Market Failure And Milton Friedman's Free Market Utopia

The Chicago School has historically provided the rationale against government intervention in the economy.  One of the difficulties with their position is that market failures are very common.  Markets often produce externalities.  That is, a decision to sell or purchase a product that pollutes the environment may be good for the seller and buyer but bad for the those who may suffer from the free market decision.  Governments tend to intervene in the private market when externalities affect social welfare.  The Chicago School found many ways to support its free market ideal in the face of externalities.  One method was to argue that government regulators would be captured by those who benefited from the externality.  The regulators would intervene in the market but make matters worse by producing weak regulations that led to market inefficiency.    Another method was to argue that left to their own devices market participants would find a way to reduce externalities without the need for government regulations.

The free market is presumed to be protected by competition which puts pressure on sellers to produce good products at competitive prices.  Anti-trust laws were designed to enforce market competition.  The government protected the market by preventing sellers from colluding in ways that limited competition.  Anti-trust laws have typically been opposed by large firms even though they provide a market based solution for a market failure.  Carbon taxes provide another form of a market based solution designed to let the market reduce carbon emissions which result from a market failure.

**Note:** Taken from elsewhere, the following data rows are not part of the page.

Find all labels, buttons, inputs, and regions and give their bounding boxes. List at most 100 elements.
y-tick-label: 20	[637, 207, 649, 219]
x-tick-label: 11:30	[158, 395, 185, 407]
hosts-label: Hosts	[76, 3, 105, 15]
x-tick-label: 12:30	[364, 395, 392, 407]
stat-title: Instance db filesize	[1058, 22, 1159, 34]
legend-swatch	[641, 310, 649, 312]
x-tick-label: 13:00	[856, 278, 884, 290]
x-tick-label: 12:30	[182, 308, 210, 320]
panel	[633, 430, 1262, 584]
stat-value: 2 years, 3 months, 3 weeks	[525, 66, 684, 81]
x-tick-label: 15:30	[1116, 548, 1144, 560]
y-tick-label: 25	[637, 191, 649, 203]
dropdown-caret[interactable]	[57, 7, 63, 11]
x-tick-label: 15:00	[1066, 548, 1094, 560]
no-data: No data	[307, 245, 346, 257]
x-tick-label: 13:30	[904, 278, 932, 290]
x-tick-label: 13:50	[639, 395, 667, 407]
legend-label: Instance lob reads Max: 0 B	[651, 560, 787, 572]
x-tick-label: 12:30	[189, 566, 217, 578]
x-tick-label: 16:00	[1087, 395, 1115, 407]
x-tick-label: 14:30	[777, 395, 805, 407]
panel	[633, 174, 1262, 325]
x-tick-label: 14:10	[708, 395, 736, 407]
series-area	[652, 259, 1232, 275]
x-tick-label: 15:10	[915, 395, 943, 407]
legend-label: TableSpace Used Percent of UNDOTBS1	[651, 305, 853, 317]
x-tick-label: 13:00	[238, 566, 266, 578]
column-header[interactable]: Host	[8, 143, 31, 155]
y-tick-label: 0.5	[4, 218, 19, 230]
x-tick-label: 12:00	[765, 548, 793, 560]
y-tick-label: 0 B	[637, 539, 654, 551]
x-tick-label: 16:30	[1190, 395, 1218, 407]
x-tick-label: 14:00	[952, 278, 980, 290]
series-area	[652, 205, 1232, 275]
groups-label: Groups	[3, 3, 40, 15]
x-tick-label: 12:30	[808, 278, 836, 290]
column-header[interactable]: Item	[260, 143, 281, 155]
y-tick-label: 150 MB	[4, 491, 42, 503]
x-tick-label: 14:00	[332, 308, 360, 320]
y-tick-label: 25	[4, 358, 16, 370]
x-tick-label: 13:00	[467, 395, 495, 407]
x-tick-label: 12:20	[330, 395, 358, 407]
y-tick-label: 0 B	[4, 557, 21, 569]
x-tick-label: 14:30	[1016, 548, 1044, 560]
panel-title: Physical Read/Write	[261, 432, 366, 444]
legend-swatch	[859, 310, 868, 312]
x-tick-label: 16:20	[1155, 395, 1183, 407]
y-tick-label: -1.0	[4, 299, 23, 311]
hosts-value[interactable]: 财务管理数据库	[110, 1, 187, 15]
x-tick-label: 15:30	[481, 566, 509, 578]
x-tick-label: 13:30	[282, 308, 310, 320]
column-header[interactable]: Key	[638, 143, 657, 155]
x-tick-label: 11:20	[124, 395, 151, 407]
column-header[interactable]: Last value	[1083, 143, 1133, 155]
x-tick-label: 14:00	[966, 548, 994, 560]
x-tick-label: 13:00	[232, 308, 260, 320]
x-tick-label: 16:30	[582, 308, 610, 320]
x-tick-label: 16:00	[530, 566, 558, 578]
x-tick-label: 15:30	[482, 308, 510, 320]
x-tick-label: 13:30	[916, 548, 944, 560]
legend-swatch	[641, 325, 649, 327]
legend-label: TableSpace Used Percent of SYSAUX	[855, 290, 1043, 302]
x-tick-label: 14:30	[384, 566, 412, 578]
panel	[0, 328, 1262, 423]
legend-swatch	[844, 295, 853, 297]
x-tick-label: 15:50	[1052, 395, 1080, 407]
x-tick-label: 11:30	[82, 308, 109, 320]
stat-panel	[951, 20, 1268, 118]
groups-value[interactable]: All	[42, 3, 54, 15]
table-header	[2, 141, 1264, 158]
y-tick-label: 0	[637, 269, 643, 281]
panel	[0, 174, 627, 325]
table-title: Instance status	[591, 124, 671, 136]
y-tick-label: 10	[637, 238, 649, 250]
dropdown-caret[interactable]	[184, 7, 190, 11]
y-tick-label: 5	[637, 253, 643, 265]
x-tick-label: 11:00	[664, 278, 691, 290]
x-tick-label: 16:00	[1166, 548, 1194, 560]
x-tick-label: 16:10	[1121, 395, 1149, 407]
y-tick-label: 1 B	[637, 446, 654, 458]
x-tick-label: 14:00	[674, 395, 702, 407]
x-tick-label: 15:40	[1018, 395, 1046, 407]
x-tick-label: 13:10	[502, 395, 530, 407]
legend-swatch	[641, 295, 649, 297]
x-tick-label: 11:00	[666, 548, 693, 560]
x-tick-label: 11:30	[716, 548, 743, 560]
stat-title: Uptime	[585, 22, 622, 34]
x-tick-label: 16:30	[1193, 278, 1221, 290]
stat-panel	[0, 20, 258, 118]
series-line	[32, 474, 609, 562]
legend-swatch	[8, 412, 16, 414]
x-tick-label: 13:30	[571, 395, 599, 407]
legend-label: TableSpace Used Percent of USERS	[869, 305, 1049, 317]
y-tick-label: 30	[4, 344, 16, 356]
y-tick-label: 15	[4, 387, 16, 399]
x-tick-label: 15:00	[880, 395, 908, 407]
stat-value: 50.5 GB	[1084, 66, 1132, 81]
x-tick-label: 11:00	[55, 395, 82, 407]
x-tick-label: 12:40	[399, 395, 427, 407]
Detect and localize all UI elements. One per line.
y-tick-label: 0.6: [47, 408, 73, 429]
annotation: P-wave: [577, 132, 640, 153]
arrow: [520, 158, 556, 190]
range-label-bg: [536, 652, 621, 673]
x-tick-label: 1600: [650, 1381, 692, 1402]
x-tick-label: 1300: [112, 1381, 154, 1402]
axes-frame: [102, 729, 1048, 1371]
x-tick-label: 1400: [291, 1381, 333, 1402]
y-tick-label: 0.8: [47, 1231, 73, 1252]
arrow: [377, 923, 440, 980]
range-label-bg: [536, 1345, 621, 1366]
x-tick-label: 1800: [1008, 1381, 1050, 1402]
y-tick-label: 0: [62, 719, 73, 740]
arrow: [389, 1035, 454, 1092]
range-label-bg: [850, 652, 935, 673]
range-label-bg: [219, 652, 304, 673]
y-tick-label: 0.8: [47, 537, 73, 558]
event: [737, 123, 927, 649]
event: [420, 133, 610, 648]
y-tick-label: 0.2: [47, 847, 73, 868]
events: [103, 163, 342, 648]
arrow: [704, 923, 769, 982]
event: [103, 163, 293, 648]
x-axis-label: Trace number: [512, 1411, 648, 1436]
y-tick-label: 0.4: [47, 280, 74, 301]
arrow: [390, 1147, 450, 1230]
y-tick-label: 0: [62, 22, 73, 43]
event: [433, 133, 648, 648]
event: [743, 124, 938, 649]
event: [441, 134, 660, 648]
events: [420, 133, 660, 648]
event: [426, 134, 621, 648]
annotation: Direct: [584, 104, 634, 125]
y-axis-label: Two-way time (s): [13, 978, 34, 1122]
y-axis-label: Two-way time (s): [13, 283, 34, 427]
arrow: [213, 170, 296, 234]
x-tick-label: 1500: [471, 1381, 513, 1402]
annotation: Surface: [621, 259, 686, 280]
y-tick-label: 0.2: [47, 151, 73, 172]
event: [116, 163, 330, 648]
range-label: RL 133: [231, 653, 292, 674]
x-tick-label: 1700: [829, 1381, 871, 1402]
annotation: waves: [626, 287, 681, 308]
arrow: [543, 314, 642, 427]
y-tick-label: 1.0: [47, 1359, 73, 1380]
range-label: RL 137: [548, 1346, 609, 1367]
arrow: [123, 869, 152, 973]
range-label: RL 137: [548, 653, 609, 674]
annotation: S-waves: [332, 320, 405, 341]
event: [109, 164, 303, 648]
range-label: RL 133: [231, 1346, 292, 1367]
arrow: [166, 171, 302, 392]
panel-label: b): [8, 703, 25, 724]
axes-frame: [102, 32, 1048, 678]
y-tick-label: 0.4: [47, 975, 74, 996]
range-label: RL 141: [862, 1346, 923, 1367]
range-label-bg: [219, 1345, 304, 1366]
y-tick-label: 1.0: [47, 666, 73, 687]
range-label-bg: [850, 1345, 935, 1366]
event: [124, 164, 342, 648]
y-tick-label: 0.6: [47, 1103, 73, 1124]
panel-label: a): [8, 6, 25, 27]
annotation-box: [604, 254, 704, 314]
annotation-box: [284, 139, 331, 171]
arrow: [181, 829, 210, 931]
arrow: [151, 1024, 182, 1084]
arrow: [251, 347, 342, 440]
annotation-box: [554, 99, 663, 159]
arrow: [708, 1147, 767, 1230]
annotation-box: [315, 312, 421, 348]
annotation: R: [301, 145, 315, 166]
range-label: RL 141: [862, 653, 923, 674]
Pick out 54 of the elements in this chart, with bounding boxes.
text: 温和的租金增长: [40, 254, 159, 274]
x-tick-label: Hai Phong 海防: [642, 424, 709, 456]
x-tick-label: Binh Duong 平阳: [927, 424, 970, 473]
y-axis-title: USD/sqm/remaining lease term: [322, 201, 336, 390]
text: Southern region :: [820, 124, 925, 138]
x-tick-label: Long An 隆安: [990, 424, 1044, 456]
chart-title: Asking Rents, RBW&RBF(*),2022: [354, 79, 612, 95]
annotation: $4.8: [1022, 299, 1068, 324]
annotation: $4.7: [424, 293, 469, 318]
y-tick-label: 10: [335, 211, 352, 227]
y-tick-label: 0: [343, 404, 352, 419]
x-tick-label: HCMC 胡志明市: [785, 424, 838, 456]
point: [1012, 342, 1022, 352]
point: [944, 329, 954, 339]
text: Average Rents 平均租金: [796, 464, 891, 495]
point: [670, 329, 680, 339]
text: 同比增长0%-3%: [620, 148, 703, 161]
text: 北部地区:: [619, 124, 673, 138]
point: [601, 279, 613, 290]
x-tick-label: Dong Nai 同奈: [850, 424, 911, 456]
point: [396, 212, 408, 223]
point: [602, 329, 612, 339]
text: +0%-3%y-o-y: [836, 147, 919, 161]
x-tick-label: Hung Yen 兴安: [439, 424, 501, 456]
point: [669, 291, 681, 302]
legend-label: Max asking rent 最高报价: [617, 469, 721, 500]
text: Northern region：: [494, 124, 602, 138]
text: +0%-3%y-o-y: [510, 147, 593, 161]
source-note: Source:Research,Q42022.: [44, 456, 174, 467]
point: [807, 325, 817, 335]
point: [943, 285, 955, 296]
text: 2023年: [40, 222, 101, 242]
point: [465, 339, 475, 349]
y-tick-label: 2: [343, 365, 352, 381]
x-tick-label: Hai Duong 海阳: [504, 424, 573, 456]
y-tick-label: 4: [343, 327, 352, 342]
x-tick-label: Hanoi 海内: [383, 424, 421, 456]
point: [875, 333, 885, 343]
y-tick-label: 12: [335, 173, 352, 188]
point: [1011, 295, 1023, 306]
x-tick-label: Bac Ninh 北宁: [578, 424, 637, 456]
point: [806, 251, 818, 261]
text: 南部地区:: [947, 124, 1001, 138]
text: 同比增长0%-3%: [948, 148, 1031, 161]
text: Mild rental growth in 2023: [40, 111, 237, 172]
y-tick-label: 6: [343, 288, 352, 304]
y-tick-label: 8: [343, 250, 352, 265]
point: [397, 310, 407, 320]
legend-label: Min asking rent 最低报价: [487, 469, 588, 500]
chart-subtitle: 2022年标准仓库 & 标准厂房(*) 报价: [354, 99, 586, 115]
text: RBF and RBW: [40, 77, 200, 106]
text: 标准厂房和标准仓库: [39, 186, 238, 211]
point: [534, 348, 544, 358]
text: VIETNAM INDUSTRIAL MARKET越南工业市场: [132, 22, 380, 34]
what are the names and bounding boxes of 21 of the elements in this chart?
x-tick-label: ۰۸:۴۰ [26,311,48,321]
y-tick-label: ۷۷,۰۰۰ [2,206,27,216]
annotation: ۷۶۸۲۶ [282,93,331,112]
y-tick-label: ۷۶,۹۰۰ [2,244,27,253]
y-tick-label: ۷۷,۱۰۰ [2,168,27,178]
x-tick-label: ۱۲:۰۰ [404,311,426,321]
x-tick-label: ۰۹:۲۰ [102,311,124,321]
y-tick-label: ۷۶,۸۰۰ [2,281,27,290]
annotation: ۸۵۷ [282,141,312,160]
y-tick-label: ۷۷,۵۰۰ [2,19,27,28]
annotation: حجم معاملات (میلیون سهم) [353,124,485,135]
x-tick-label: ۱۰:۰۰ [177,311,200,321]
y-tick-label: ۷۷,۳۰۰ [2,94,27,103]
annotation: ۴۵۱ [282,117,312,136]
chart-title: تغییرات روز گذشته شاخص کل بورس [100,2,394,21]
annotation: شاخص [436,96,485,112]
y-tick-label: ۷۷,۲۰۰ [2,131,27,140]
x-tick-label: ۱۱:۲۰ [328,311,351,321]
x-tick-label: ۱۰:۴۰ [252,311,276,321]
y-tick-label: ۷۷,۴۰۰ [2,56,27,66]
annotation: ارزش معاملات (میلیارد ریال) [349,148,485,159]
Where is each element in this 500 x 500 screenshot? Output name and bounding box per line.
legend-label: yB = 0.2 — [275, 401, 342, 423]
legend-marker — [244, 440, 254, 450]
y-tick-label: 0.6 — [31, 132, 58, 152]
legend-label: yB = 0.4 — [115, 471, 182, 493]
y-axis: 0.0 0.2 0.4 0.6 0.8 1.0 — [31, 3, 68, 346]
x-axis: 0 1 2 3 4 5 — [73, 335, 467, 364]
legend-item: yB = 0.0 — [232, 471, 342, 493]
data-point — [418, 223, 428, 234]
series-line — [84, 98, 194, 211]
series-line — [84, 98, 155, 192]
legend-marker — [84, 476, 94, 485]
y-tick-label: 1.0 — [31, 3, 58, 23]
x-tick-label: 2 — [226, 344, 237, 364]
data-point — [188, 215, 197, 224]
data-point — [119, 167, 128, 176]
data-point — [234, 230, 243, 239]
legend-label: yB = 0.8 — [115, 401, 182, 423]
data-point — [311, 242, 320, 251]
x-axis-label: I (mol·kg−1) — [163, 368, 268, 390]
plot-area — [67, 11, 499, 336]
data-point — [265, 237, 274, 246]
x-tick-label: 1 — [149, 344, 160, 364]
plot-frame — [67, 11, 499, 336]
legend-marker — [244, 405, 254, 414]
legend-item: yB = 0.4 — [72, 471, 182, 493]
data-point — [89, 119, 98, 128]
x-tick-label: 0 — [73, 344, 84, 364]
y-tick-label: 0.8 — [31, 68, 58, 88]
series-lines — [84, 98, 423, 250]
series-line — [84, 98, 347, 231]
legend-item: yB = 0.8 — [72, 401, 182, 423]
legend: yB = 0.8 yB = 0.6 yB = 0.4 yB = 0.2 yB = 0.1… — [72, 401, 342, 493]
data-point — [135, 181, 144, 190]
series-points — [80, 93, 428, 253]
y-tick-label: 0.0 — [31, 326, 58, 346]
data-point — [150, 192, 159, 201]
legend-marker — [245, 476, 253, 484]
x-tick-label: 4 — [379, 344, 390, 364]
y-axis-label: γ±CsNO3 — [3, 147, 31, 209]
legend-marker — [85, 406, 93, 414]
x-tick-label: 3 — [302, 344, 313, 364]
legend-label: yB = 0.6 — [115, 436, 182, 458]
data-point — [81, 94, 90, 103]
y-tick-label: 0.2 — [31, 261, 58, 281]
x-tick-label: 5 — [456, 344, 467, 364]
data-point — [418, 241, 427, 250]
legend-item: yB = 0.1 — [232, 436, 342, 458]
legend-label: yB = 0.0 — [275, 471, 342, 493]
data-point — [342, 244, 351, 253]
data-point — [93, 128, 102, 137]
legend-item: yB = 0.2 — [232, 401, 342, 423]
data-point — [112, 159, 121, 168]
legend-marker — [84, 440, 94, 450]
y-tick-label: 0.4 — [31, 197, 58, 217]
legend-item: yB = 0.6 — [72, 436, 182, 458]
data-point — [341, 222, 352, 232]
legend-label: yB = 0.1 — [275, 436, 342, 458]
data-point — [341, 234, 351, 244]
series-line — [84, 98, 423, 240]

Milton Friedman was one of the leaders of the Chicago School.  This article argues that he was not really a ultra-conservative.  It describes some the ways in which Friedman was able to support government intervention in the free market in short term even though he was committed to the utopian ideal of the free market in long run. Unfortunately, externalities and market failures are so common in the real world that economists struggle to maintain the ideal of free market while they introduce a variety of ways in intervene in the market.  We might be better off if we did not invoke utopia to prevent governments from doing what every economy requires in order to serve society.